At Police and Border Guard Board headquarters management meetings, folks argue about who is important enough to park next to director general – a clear sign of stale air.

In quarrels about PBGB’s new director general, there is an important yet unnoticed argument why the new chief ought to come from outside the system. Indeed, interior minister Ken-Marti Vaher seems hard pressed to adequately evaluate the turmoil around candidates, but his zeal for fresh winds is – alas! – quite welcome.

The reason being pragmatically simple: headquarters are teeming with too many highly paid officials, whose tasks and usefulness is a mystery even to insiders. Therefore, letting some winds in seems vital.

Sadly, this is a task the minister can’t trust the current PBGB leadership to support. For they are tied in knots by long-time service and human relations. The best example of which was former PBGB chief Raivo Küüt himself – a friendly type of a boss who had trouble telling former comrades-in arms that, in all honesty, their input into the work is impossible to explain.

Headquarters are adorned with many highly paid former top policemen, who – after losing their lofty posts – turned into big salaried advisers or other kinds of experts. This old guard is, amongst more straightforward colleagues, ironically called Oak Alley.

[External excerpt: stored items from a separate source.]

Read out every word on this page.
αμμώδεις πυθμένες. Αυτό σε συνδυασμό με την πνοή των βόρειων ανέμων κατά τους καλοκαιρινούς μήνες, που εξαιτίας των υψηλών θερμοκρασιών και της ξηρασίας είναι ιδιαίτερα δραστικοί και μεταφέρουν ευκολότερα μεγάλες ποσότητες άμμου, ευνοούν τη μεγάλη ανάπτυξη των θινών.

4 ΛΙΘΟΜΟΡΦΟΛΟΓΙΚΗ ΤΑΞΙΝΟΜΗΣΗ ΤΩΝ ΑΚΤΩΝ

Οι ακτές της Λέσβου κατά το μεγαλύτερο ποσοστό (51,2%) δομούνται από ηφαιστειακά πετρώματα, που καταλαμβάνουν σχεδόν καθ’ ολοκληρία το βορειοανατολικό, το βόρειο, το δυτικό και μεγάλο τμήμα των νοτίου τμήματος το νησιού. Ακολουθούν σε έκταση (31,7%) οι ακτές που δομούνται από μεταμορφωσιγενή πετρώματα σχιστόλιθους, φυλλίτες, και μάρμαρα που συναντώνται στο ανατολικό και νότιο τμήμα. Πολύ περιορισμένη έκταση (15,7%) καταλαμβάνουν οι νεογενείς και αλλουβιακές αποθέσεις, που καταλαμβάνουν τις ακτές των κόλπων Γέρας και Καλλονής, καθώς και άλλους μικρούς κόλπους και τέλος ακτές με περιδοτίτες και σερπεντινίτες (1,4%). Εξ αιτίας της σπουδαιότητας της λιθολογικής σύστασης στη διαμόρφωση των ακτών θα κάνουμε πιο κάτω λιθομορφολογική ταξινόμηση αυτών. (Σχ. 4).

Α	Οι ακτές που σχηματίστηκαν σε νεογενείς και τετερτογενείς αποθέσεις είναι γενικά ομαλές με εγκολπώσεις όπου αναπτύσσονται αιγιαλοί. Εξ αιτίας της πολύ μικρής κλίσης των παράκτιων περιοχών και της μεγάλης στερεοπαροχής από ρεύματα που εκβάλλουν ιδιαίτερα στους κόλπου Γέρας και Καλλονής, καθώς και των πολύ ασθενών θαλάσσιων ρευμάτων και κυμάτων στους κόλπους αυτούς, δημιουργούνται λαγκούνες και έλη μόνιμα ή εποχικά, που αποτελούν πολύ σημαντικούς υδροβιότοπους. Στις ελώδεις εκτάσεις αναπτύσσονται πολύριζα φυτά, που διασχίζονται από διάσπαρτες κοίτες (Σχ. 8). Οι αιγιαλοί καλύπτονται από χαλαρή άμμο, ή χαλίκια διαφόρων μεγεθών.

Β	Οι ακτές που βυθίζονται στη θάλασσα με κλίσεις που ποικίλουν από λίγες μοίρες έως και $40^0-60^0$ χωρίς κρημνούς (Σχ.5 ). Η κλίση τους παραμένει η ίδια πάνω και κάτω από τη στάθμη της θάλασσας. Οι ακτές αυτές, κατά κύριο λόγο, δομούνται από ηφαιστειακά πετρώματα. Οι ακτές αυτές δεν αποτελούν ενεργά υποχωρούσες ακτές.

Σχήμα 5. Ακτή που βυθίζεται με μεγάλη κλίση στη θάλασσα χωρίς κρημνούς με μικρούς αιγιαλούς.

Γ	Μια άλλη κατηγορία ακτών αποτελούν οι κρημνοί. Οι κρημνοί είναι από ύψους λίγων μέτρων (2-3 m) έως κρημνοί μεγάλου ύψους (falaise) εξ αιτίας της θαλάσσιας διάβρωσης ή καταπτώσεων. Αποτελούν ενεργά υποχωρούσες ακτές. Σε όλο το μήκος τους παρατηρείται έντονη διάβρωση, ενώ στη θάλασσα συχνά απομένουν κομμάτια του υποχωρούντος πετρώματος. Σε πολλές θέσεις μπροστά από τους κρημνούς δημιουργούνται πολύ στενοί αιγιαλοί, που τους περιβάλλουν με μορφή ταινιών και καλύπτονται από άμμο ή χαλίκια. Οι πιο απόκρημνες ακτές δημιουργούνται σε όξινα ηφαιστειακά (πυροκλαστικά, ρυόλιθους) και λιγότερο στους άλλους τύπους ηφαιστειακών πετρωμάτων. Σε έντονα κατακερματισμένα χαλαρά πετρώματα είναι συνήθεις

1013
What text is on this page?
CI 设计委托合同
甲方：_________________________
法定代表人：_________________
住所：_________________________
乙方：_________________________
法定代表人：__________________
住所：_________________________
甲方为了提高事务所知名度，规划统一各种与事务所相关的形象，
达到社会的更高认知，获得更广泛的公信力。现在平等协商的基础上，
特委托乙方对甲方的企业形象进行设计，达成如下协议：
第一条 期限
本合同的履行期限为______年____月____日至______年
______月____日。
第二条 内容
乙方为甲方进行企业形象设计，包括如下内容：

Referring to the oak leaves adorning uniforms of high officials. In Oak Alley, to-the-point criticism is a rare guest. To give up benefits, gained by long years of service, few are willing. And, as we may well understand, it’s quite a collegial bunch.

To say nothing of bootlicking the director general – leaving an impression of operetta-policemen. Like? A fight is on, who sits on the director generals right and who at the left hand, at meetings.

There are even heated arguments around who, based on position, may park official car next to director general – i.e. closest to HQ doors.